Only a few years after Queen Victoria came to the throne, a young woman arrived late one afternoon in Kidsgrove. She climbed down from the cart which had brought her, and thanked the driver for his kindness as he handed down the two trunks which formed her luggage, she stood tiredly by her goods wondering what she should do next.

She had already travelled a long distance from Liverpool and had a longer distance to travel yet. She had been married in Liverpool, but her husband had not been able to find work there and had gone to London. She remained at her lodgings paying for her keep by dressmaking.

He had only gone a few weeks before, in early June, she had received a letter full of good news. He had found work and accommodation, and more importantly, was able to enclose money, a guinea, for her to come and join him.
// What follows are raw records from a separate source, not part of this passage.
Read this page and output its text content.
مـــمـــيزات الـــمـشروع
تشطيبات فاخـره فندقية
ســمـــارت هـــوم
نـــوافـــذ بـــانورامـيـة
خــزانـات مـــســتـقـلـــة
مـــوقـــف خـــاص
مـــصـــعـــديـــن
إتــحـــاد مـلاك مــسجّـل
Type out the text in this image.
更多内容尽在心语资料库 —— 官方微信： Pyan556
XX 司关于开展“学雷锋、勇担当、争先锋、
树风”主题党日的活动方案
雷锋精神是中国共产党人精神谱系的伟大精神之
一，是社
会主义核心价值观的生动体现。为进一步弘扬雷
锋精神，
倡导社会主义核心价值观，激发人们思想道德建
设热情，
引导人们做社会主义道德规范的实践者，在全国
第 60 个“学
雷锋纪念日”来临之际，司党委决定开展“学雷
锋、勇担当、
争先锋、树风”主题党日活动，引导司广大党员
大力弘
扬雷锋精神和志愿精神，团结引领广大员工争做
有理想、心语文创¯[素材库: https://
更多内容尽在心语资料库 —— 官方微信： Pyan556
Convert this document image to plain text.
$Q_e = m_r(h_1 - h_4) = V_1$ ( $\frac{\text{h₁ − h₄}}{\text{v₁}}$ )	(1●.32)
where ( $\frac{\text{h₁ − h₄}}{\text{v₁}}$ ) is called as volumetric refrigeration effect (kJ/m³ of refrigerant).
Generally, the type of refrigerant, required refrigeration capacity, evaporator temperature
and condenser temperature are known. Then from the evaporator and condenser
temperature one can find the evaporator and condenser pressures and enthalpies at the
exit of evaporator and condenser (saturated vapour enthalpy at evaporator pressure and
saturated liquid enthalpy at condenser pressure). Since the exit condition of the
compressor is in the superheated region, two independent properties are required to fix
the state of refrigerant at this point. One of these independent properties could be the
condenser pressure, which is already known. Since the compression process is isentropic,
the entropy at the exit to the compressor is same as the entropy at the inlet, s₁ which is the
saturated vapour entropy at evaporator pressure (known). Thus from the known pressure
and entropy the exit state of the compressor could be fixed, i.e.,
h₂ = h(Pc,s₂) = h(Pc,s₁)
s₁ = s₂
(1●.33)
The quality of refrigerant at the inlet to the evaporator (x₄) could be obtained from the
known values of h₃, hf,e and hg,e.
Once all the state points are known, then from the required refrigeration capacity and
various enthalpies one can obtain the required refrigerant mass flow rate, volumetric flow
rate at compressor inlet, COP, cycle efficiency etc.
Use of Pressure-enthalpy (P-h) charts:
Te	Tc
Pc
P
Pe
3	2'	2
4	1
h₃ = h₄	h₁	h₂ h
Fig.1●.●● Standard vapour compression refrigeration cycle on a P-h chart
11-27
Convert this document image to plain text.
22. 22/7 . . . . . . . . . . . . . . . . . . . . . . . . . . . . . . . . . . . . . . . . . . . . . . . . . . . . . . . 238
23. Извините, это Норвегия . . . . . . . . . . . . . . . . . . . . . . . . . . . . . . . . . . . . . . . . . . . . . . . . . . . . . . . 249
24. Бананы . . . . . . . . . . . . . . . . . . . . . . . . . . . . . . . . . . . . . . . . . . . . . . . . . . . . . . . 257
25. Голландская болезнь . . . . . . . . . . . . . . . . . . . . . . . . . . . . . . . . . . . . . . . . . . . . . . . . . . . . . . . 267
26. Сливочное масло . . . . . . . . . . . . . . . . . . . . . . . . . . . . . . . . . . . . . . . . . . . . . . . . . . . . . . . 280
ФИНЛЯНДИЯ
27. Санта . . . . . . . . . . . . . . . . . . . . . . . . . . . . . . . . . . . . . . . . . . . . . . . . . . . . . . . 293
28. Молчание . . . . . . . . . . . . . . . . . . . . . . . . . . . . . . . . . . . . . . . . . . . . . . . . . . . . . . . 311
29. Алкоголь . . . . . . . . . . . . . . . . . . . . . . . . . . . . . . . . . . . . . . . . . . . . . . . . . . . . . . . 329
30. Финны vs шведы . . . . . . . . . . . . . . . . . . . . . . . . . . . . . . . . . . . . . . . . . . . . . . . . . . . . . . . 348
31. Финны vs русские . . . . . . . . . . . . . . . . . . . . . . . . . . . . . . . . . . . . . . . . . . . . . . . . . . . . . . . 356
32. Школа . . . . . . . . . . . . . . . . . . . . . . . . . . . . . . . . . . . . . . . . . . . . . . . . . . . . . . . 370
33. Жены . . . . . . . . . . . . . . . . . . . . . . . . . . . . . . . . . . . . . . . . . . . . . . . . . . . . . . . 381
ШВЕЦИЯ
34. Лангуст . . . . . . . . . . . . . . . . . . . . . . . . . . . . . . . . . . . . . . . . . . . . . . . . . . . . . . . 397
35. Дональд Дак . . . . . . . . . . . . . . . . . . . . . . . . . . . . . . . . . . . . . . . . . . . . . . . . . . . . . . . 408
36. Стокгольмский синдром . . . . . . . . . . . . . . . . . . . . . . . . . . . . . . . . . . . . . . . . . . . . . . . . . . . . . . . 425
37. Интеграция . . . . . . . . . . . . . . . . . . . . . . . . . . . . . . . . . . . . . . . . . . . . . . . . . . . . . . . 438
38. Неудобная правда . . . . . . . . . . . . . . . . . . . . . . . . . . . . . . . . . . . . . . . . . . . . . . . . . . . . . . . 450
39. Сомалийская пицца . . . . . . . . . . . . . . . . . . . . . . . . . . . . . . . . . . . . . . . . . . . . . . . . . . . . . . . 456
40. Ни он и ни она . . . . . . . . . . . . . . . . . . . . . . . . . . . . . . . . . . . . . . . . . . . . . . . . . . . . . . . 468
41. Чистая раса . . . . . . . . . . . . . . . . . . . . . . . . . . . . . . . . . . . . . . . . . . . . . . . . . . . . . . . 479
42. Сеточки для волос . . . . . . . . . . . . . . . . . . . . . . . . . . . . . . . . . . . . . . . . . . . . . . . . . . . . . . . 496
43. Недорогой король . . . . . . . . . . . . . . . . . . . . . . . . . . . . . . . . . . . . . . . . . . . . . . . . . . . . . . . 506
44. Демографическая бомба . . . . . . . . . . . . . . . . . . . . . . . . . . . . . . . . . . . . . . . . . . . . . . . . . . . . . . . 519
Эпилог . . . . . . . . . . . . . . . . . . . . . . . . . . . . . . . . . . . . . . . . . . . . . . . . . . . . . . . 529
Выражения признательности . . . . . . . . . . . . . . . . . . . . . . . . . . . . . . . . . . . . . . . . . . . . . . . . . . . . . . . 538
There was a fast and regular stage coach service from Liverpool to London, but the money was not enough to pay the fare. So, starting with a helpful neighbour who was travelling part of the way, she had set off with her two trunks of clothes and household goods, hoping to obtain lifts where possible and so save part of the fare for food. Though the roads were bad they were busy: crowded with people going to local towns and markets driving sheep or pigs to be sold, businessmen on horseback, and everywhere trains of packhorses carrying materials to the factories.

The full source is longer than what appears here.